IL-33 enhances glioma cell migration and invasion by upregulation of MMP2 and MMP9 via the ST2-NF-κB pathway

As an important member of the interleukin (IL)-1 family, IL-33 plays a significant role in tumor progression. To explore this, we previously analyzed the association between IL-33 expression and the prognosis of patients with glioma. However, the function of the IL-33/ST2 axis in glioma remained unclear. In the present study, immunofluorescent staining results revealed that the expression levels of IL-33 and ST2 receptor in glioma tissues were higher than those in normal brain tissues.
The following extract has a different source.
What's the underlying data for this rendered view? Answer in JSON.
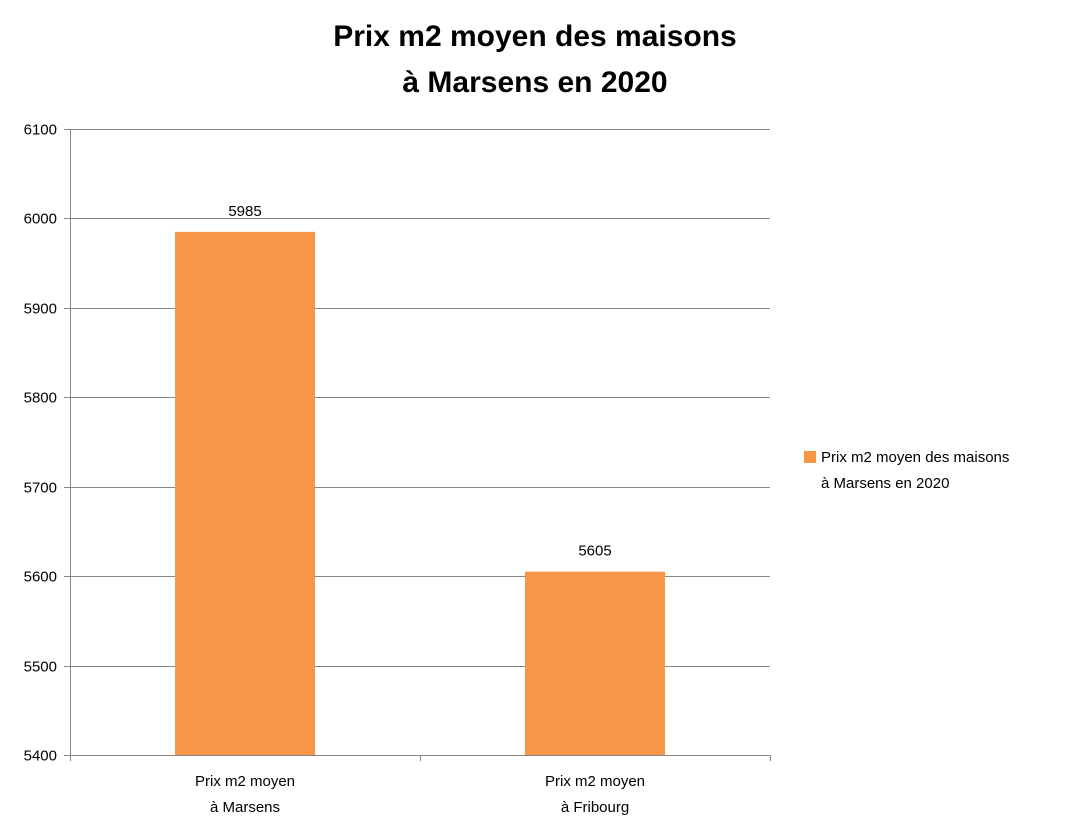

Invasion and migration assays demonstrated that IL-33 significantly increased glioma cell invasion and migration in vitro. Furthermore, knockdown of ST2 by siRNA attenuated the IL-33-induced increase in invasion and migration. In addition, ELISA results revealed that IL-33 upregulated the expression of matrix metalloproteinase (MMP)2 and MMP9. Western blot analysis results indicated that IL-33 stimulation increased the phosphorylation of nuclear factor-κB (NF-κB) in a time- and dose-dependent manner. Moreover, silencing of the NF-κB pathway by BAY 11–7082 resulted in the inhibition of IL-33-induced invasion and migration, as well as the downregulation of MMP2 and MMP9 production. These findings indicate that IL-33 may be involved in the process of glioma cell invasion and migration by upregulating MMP2 and MMP9 via the ST2-NF-κB signaling pathway. Thus, IL-33 may be a novel therapeutic target for glioma.